5.Two such examples include: the bronze cast chariots and horses of Emperor Qin Shi Huang Di, unearthed in China in 1980. These examples are perhaps the largest ever found and are not only highly decorative and detailed but are also functional. Although these half life-scale replicas were apparently ornamental, both are comprised of over seven thousand separately carved and cast pieces. These parts include skilful mechanical jointing and flattened sheet sections of 1–4mm in thickness. A second example would be the Daibutsu in the To¯dai-ji Temple, Nara Prefecture (Japan).
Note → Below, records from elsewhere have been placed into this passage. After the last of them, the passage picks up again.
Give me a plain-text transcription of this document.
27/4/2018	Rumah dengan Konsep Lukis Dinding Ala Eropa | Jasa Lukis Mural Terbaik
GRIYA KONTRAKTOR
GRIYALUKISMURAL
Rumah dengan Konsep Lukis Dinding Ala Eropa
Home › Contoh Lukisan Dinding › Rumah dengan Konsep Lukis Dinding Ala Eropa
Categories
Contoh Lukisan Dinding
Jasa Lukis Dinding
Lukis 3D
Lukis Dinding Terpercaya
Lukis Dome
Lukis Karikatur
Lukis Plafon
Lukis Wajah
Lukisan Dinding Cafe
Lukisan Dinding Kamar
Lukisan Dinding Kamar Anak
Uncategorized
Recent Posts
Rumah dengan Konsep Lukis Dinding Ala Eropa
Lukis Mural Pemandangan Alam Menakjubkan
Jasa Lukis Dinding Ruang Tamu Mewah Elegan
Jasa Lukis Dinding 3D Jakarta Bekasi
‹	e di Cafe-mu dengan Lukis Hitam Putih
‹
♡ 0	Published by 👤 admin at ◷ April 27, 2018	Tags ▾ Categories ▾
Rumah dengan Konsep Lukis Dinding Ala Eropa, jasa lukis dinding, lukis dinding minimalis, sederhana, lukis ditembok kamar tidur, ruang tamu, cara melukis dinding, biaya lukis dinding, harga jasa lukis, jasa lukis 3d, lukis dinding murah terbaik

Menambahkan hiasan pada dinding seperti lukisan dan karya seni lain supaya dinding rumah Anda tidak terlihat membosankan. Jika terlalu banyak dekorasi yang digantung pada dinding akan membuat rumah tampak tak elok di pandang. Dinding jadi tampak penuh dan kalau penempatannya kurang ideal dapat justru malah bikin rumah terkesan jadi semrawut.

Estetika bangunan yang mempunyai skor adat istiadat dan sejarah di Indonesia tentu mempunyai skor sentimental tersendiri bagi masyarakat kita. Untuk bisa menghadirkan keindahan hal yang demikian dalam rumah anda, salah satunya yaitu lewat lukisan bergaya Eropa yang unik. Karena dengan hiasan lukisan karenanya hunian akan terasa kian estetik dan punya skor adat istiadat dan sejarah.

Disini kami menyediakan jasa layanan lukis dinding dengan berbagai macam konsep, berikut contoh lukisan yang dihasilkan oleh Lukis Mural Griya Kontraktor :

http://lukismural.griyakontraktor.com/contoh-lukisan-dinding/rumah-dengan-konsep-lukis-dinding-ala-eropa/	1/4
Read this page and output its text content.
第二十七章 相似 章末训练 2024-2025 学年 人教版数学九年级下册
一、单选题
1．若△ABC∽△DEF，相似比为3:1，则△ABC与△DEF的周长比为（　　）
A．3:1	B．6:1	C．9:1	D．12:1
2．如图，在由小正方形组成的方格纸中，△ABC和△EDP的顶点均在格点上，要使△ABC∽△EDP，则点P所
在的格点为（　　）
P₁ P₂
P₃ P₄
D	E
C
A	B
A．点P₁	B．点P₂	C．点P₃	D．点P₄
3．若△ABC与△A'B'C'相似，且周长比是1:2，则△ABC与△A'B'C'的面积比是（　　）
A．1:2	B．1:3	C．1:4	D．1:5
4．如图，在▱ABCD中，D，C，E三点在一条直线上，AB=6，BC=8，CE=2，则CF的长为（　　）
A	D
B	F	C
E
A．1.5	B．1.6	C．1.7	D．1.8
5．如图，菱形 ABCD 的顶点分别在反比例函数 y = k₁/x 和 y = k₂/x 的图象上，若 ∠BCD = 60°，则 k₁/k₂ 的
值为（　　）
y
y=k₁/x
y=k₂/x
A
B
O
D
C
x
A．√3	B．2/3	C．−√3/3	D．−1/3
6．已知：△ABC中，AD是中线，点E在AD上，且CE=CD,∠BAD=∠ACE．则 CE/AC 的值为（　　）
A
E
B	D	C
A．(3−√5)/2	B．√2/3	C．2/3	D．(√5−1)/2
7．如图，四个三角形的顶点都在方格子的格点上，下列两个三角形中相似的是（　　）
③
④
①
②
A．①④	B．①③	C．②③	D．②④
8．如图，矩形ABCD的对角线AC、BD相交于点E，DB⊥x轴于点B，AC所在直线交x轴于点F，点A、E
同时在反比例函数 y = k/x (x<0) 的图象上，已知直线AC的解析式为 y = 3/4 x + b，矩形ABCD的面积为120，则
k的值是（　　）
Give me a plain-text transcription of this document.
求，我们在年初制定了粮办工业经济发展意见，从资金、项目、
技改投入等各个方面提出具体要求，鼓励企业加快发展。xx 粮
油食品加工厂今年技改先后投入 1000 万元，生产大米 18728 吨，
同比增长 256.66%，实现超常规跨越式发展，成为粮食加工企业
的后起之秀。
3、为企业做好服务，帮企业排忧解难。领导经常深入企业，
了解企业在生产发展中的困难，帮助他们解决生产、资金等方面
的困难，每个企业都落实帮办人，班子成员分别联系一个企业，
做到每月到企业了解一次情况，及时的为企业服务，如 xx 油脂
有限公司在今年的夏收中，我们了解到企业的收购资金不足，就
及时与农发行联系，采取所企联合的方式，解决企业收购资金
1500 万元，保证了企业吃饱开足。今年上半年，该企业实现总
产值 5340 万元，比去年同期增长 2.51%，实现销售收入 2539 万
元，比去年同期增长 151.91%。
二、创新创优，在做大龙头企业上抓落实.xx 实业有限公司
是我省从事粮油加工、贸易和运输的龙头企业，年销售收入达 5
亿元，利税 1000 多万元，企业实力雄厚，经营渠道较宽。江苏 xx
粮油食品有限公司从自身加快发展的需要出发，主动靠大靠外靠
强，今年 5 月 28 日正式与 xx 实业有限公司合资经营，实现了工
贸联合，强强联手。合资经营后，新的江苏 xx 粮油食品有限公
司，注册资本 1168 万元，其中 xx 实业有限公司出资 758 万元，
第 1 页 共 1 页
Completed in AD 750 this 50-feet-high giant is considered one of the largest Buddha statues of its kind and is believed to have consumed the nation’s entire copper/tin reserves during construction. Weighing in at a staggering 250 tons (minus base), its gold finishing swallowed over 200 kilos of liquid mercury during its final fire-gilding.
6.Much of humanity was thought to reside in a dim collective morass and so shielded from potentially dangerous knowledge, i.e. ‘too much light can damage weak eyes’.
7.Astr = stars and ology = the study thereof.
8.May AD 330 saw the founding of Constantinople, Constantine himself presiding over an entourage of pagan/Christian priests, who under the instruction of astrologers renamed Byzantium Constantinople.
9.The coincidence of sidereal and tropical zodiacs, thought to be within the range of AD 285–576. Shil Ponde’s calculation offers a possible congruence around the year AD 522.
10.Those using a twelve-fold division of the zodiac. During the Islamic incursion into North India, Tajik/Tāzig (Iranian for Arab) techniques may have been re-imported into Jyotish; these techniques are still favoured in some Vargas (divisional charts).
11.Hipparchus of Nicaea (150 BC) suggested an Ayanāṃśa value of ‘no less than 36″ yearly’.
12.This value is based upon a total processionary cycle of 25,920 years.